论文标题
使用性能结果指标和人口统计数据中多发性硬化症的残疾预测
Disability prediction in multiple sclerosis using performance outcome measures and demographic data
论文作者
论文摘要
多发性硬化症的机器学习文献主要集中在使用神经影像学数据,例如磁共振成像和临床实验室测试疾病鉴定。但是,研究表明,这些方式与疾病活动(例如症状或疾病进展)不一致。此外,从这些方式中收集数据的成本很高,导致评估稀缺。在这项工作中,我们将多维,负担得起的,物理和智能手机的性能结果指标(POM)与人口统计数据结合使用来预测多发性硬化症疾病进展。我们在两个数据集上进行了严格的基准测试练习,并在13个临床可行的预测终点和6个机器学习模型中呈现结果。据我们所知,我们的结果是第一个表明在临床试验和智能手机基础研究的背景下,使用POMS和人口统计数据可以通过使用两个数据集来预测疾病进展。此外,我们研究了我们的模型,以通过特征消融研究了解不同的POM和人口统计学对模型性能的影响。我们还表明,不同人口亚组(基于年龄和性别)的模型性能相似。为了启用这项工作,我们开发了一个可重复使用的预处理和机器学习框架,该框架可以通过不同的MS数据集进行更快的实验。

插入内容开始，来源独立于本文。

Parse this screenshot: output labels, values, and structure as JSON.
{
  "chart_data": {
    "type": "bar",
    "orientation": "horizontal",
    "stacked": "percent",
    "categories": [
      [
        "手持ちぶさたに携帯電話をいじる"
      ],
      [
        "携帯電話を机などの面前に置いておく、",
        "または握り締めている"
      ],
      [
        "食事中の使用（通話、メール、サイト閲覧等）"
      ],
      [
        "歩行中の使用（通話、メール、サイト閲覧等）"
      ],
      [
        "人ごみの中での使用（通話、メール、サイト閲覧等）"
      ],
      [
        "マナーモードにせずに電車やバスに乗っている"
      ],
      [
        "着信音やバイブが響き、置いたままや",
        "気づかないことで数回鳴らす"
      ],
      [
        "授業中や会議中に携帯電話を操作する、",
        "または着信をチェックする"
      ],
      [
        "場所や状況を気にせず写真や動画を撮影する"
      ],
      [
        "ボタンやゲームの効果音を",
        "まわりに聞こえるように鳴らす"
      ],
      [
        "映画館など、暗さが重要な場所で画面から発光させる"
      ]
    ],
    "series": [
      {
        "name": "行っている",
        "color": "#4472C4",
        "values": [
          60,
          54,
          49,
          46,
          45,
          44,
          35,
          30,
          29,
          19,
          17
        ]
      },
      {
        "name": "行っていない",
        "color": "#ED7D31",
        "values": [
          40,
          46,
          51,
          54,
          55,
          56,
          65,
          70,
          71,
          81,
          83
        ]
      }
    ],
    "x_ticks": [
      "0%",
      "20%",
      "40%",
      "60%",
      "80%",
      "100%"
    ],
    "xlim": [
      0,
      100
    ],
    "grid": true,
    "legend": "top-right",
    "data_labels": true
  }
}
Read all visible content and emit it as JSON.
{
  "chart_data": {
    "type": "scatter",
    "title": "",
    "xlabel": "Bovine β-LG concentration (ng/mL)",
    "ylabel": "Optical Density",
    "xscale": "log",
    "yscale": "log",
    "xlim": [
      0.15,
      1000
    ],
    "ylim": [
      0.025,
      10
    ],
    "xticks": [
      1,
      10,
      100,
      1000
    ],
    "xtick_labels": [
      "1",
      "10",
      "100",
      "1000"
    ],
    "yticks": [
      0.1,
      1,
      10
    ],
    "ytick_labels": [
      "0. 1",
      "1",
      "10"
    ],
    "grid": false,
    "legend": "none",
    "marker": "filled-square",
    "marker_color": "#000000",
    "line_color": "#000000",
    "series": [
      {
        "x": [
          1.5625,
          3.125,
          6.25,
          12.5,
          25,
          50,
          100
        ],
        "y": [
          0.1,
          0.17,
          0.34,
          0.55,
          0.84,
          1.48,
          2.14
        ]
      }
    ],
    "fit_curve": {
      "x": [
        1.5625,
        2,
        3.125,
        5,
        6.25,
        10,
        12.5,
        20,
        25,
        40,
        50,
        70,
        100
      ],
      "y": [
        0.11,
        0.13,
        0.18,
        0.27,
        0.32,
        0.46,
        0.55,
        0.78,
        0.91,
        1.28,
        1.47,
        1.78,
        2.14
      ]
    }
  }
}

Literature on machine learning for multiple sclerosis has primarily focused on the use of neuroimaging data such as magnetic resonance imaging and clinical laboratory tests for disease identification. However, studies have shown that these modalities are not consistent with disease activity such as symptoms or disease progression. Furthermore, the cost of collecting data from these modalities is high, leading to scarce evaluations. In this work, we used multi-dimensional, affordable, physical and smartphone-based performance outcome measures (POM) in conjunction with demographic data to predict multiple sclerosis disease progression. We performed a rigorous benchmarking exercise on two datasets and present results across 13 clinically actionable prediction endpoints and 6 machine learning models. To the best of our knowledge, our results are the first to show that it is possible to predict disease progression using POMs and demographic data in the context of both clinical trials and smartphone-base studies by using two datasets. Moreover, we investigate our models to understand the impact of different POMs and demographics on model performance through feature ablation studies. We also show that model performance is similar across different demographic subgroups (based on age and sex). To enable this work, we developed an end-to-end reusable pre-processing and machine learning framework which allows quicker experimentation over disparate MS datasets.